Ich habe Sie nicht vergessen, und als ich müde von meinen Abenteuern zurückkam, da traf ich Sie sofort wieder, Frau Aventiure!
So hab' ich Sie damals genannt, dort oben auf dem Montblanc, als wir uns zum erstenmal sahen. Da standen Sie plötzlich hinter mir wie ein Geist in Ihren weißen Schneeschleiern, mit Ihrem Mann und Ihren Führern.
Oben auf dem Montblanc stellt man sich nicht vor. Da waren wir bald wie alte Freunde. Wir saßen beisammen im Schnee und frühstückten und lachten und deuteten mit der Hand unter uns: da unter Ihrer Stiefelspitze die kleine Spielzeugschachtel ist die Schweiz – und da drüben, dies zerknitterte Ding unter den weißen Lämmerherden von Wolken Südfrankreich, und da hinten, wo eben unten im Tal das kleine Gewitter niedergeht, Italien.
In der Stunde wurde mir frei und leicht. Ich hatte die Empfindung: du hast den Menschen gefunden, der zu dir gehört! Fleisch von deinem Fleisch und Geist von deinem Geist!
Ich bin zu wild und rauh für das Philisterglück. Ich habe es mir nie als so ein zärtliches, blondes Etwas am Kaffeetisch mir gegenüber denken können und ein anderes krabbelndes Etwas unten am Boden und ringsherum die gute Stube.
Das mag andere freuen. Ich brauche einen Kameraden oben auf den Höhen. Und als ich wenige Wochen darauf las, Ihr Gatte sei gestorben – da schien mir auch das wie eine Fügung des Schicksals für mich.
Ein Jahr darauf bat ich Sie, meine Frau zu werden. Sie haben gelacht und mich auf später vertröstet. Seitdem sind zwölf Jahre verstrichen. Ich bin über vierzig und habe mein Leben wahrlich doppelt gelebt. An meinen Schläfen färbt sich das Haar schon grau, und als gestern am Tor von Tetuan einen Augenblick das Streichholz aufleuchtete, da war es mir sogar, als läge auch über Ihren dunklen Haaren schon ein leichter silberner Schein.
Das ist natürlich Täuschung. Aber der Herbst ist nah. Wir werden alt und grau, Frau Aventiure, und müssen die Zeit nutzen, ehe alles traurig und öde wird.

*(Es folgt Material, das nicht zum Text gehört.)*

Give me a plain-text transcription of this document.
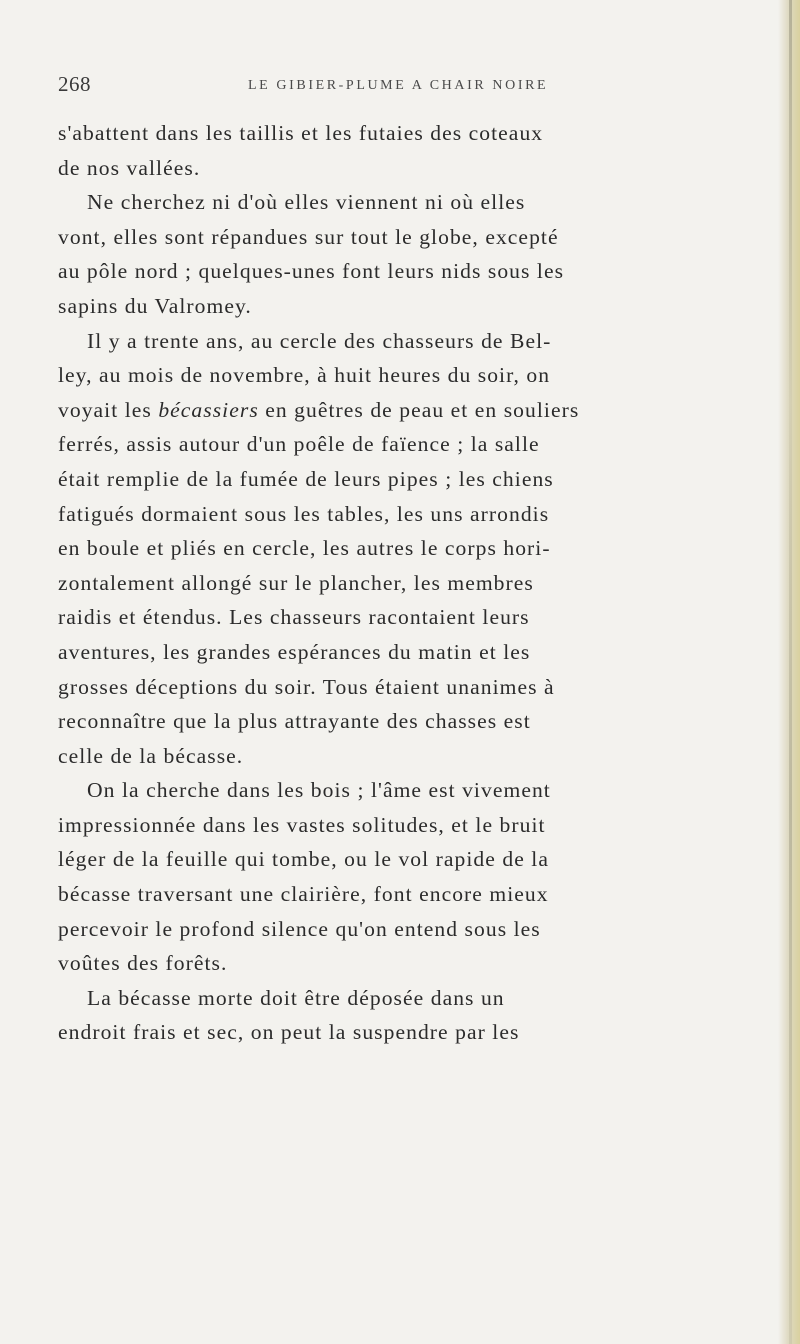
268	LE GIBIER-PLUME A CHAIR NOIRE
s'abattent dans les taillis et les futaies des coteaux
de nos vallées.
Ne cherchez ni d'où elles viennent ni où elles
vont, elles sont répandues sur tout le globe, excepté
au pôle nord ; quelques-unes font leurs nids sous les
sapins du Valromey.
Il y a trente ans, au cercle des chasseurs de Bel-
ley, au mois de novembre, à huit heures du soir, on
voyait les bécassiers en guêtres de peau et en souliers
ferrés, assis autour d'un poêle de faïence ; la salle
était remplie de la fumée de leurs pipes ; les chiens
fatigués dormaient sous les tables, les uns arrondis
en boule et pliés en cercle, les autres le corps hori-
zontalement allongé sur le plancher, les membres
raidis et étendus. Les chasseurs racontaient leurs
aventures, les grandes espérances du matin et les
grosses déceptions du soir. Tous étaient unanimes à
reconnaître que la plus attrayante des chasses est
celle de la bécasse.
On la cherche dans les bois ; l'âme est vivement
impressionnée dans les vastes solitudes, et le bruit
léger de la feuille qui tombe, ou le vol rapide de la
bécasse traversant une clairière, font encore mieux
percevoir le profond silence qu'on entend sous les
voûtes des forêts.
La bécasse morte doit être déposée dans un
endroit frais et sec, on peut la suspendre par les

Oder vielmehr: in mir ist's schon so! Was hab' ich von diesem ganzen wildbewegten Leben? Nur eine Leere, ein Unbefriedigtsein, ein fortwährendes Warten und Suchen nach dem, was das Leben eigentlich bringen soll.
Sie sollen mir das Leben bringen. Ich weiß es ganz genau und werde nicht eher froh. Wir beide gehören zusammen.
Erhören Sie mich diesmal. Ich hatte so eine gläubige Hoffnung, als ich Ihnen gestern durch die Nacht und Wüste im Galopp nachritt: diesmal muß es werden!
Um zwölf bin ich bei Ihnen.
Möge meine Hoffnung mich nicht täuschen!«
Er versiegelte den Brief und gab ihn dem Berberjungen zur Besorgung nach der nahegelegenen anderen Herberge. Nach kurzem kam der Bengel wieder, lächelte verschmitzt unter seiner Kapuze und meldete, daß der Auftrag ausgerichtet sei.
Der Afrikaner entlohnte ihn mit einem maurischen Silberstück und streckte sich wieder auf dem Lager aus. Er wußte nicht, was ihm fehlte, aber er fühlte sich schwerkrank seit dem Sturze von gestern. Die Beklemmungen im Herzen wollten nicht weichen und wurden stärker und stärker, je mehr der Zeiger seines Chronometers auf Mittag wies.